Corry shrugged, standing up straight. "Ready as I'll ever be."
"So, here I was, took off like a bloody fool in the middle of a gale... a'right, wasna the middle o' the gale, but the wind was kickin' up. An' me, bein' the patent idiot I am on occaaaasion, jus' stayed aloft, clingin' to the bar for dear life." Downing what had to have been his umpteenth straight shot of Scotch, Scotty leaned on the bar with a distinctly plastered look. They still hadn't made it into the actual city, having stopped off at one of the smaller roadside taverns for just one drink. That was several drinks ago, and not even a full hour; they had started the night pretty much like that had every time they'd gone pub-crawling -- basically leaping into a wager on who could drink more quicker and still remain standing.
Corry laughed, shaking his head and pushing his hair out of his eyes. "Didja land safe?"
"Nooooooo, oh no, nu uh. I'm really..." Nodding a few times and trying not to giggle, Scott leaned closer, whispering, "...dead. As a doornail." Sitting back again with a bright grin, he continued, "O' course I landed safe. Right smack in the middle of a bale o' hay, had to wade through cattle, an' got home stinkin' to high Heaven. Was a right bonnie trip, that."
"I once took the boat out alone in a storm." Corry nodded as well, with a seriousness that was bordering goofiness, draining his own glass and gesturing for another. "Was all kinda windy out there, white capped waves, and here I was on a skiff getting the hell beat outta me. Made it back alive, though, unlike you."
"Aye, poor dead me. I'll drink to that."
"And I'll drink to being alive."
Picking up his shot, Scotty took it in one belt, which was no doubt less painful this late in the festivities.
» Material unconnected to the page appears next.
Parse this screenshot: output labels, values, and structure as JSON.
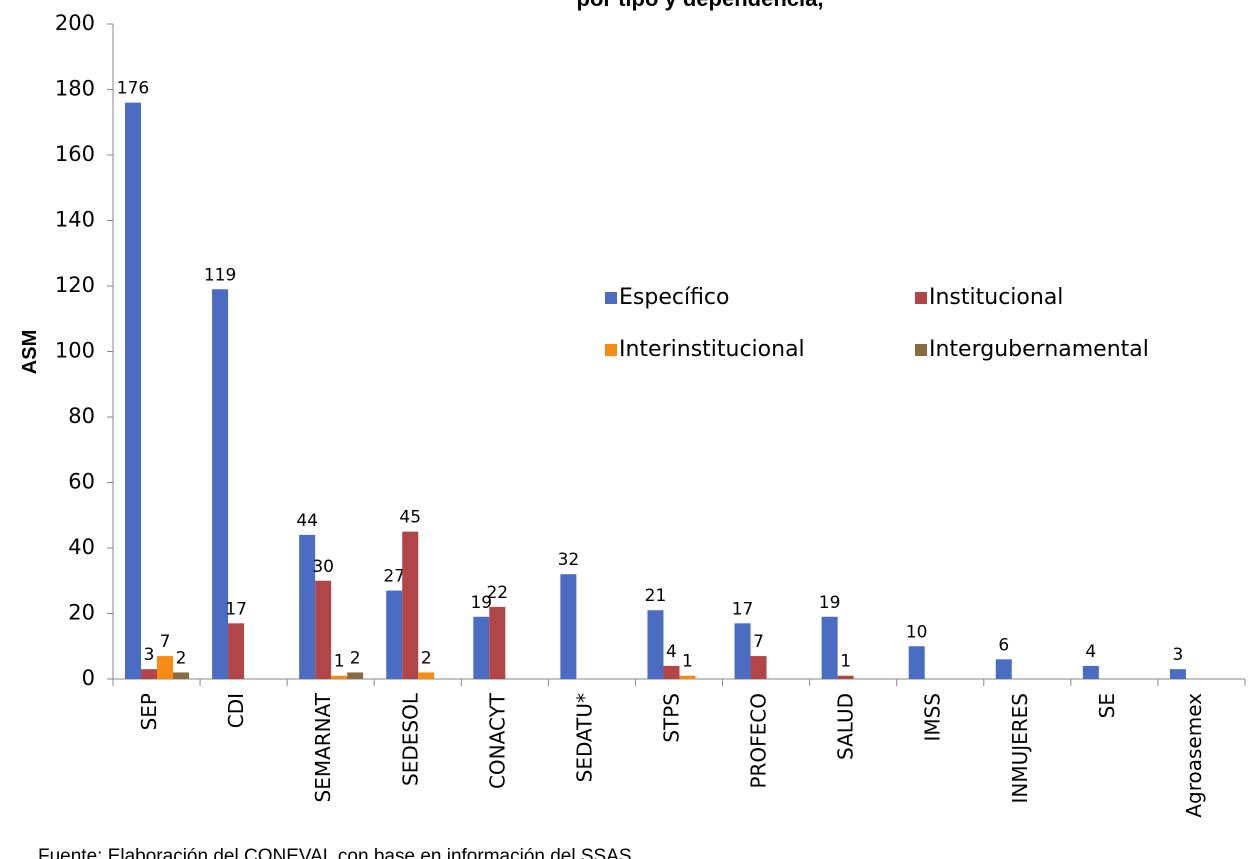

Slamming the glass down on the bar, he looked at the clock -- almost 2200, and they still weren't even into the city itself. "We haveta go."
"I dun wanna move, though." Corrigan complained, though he pulled himself up off of the barstool reluctantly. "Tell me again why we took horses?"
"Couldna convinced anyone to let us take a real vehic... ve..." Not quite able to get the word right, Scott finally settled on, "ye know."
"Ayuh." Tossing down a handful of credits and not even bothering to count them, Corrigan half-walked, half-staggered out to the tree where they had tied the two horses they'd hijacked quite slyly from the carriage. Looking up at the largish beast, he tried to figure out how to climb up, what with riding bareback like that. Hard enough when he was sober, but now that he was officially getting just a bit tipsy, it proved to be impossible. "Can't we just lead 'em?"
"Ye wanna walk?" Taking the bridle and half using it for support, Scott led his steed (the put upon beast that it was) over to the steps of the tavern. After about three tries, he succeeded in getting up onto the horse's back, and promptly gave Corry a smug little look. "See? Easy as can be."
Following the other cadet's example, Corry took his few tries before clambering up. Taking the reins into his hands, he looked down both ways of the darkened road, pretty oblivious now to the cold wind that was still powering down from the North. "Which way?"
"Thattaway," Scott said, nodding proudly towards a footpath into the woods. "I know a short... short..."
"Is that a good idea?"
"Ye wanna get there before midnight, right?" Pulling on the reins and bringing a whole new meaning to the term drunk driving, the Scotty headed for the path, singing some barely-coherent Gaelic-sounding tune. After a moment, still not sure it was a good idea, Corry followed.